Winston visited Western to discuss that very impact and what students can do to combat it as they enter into the business world.
Western’s Wilder Professorship of Business and the Environment, the College of Business and Economics and Huxley College of the Environment sponsored Winston’s presentation, which was held in Fraser Hall on Friday, Jan 29.
Winston authored the book, “Green to Gold.” It was the top-selling environmental business title of the past decade, according to his website. It has sold over 100,000 copies, and was labeled by “Inc. Magazine” as one of the top 30 books every manager should own, according to his website.
Winston’s lecture outlined shifts in business on a large scale, and talked about the impact big businesses can have on the environment and the world.
Ryan Gluckman said he found out about the event through an email sent about a speaker series.
“Business is playing a really important role in taking on some of the major issues of our time, like resource scarcity, pollution and global wealth and equality,” Gluckman said. “Where governments are failing to intervene and step in, businesses are really paving the way for creating some major change.”
Sandra Mottner, Associate Dean of the College of Business and Economics, played a role in bringing Winston to campus, but said Howard Sharfstein was instrumental because of his connections with Winston through Kimberly-Clark.
Mottner said students should speak up and support companies which mirror their values.
“We really believe that sustainability and business work together,” Mottner said. “We want students to think about this.”
There is a need for for businesses to think about the future of the children, but they also should be thinking about the best interest of the world, junior Mikhail Jackson said.
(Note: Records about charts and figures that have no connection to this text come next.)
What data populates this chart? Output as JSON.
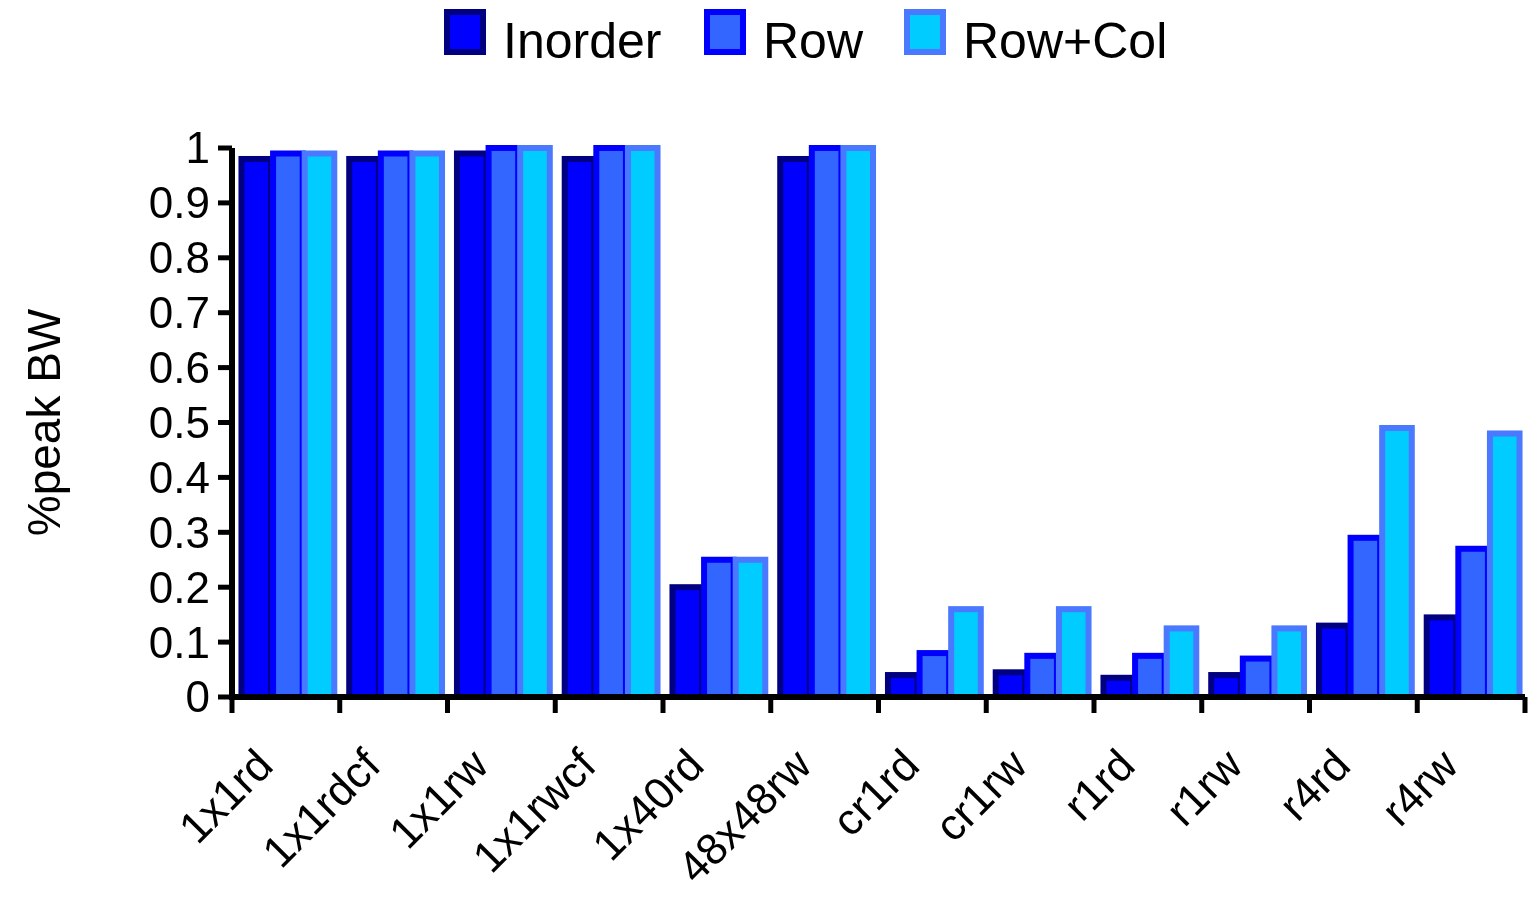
{
  "chart_data": {
    "type": "bar",
    "ylabel": "%peak BW",
    "categories": [
      "1x1rd",
      "1x1rdcf",
      "1x1rw",
      "1x1rwcf",
      "1x40rd",
      "48x48rw",
      "cr1rd",
      "cr1rw",
      "r1rd",
      "r1rw",
      "r4rd",
      "r4rw"
    ],
    "series": [
      {
        "name": "Inorder",
        "color": "#0000ff",
        "values": [
          0.98,
          0.98,
          0.99,
          0.98,
          0.2,
          0.98,
          0.04,
          0.045,
          0.035,
          0.04,
          0.13,
          0.145
        ]
      },
      {
        "name": "Row",
        "color": "#3366ff",
        "values": [
          0.99,
          0.99,
          1,
          1,
          0.25,
          1,
          0.08,
          0.075,
          0.075,
          0.07,
          0.29,
          0.27
        ]
      },
      {
        "name": "Row+Col",
        "color": "#00ccff",
        "values": [
          0.99,
          0.99,
          1,
          1,
          0.25,
          1,
          0.16,
          0.16,
          0.125,
          0.125,
          0.49,
          0.48
        ]
      }
    ],
    "ylim": [
      0,
      1
    ],
    "yticks": [
      0,
      {
        "value": 0.1,
        "label": "0.1"
      },
      {
        "value": 0.2,
        "label": "0.2"
      },
      {
        "value": 0.3,
        "label": "0.3"
      },
      {
        "value": 0.4,
        "label": "0.4"
      },
      {
        "value": 0.5,
        "label": "0.5"
      },
      {
        "value": 0.6,
        "label": "0.6"
      },
      {
        "value": 0.7,
        "label": "0.7"
      },
      {
        "value": 0.8,
        "label": "0.8"
      },
      {
        "value": 0.9,
        "label": "0.9"
      },
      1
    ],
    "grid": false,
    "legend": "top"
  }
}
“[Children] are our future,” Jackson said. “They are consumers for the future.”
Gluckman said there are a few things not only students, but anyone can do to help. Learning more is key.
“Keep a mindful awareness of your impact day to day, your choices you make and what you consume,” Gluckman said. “Even larger than that, just choosing what companies you want to be loyal to and support, and being involved in the political process is important.”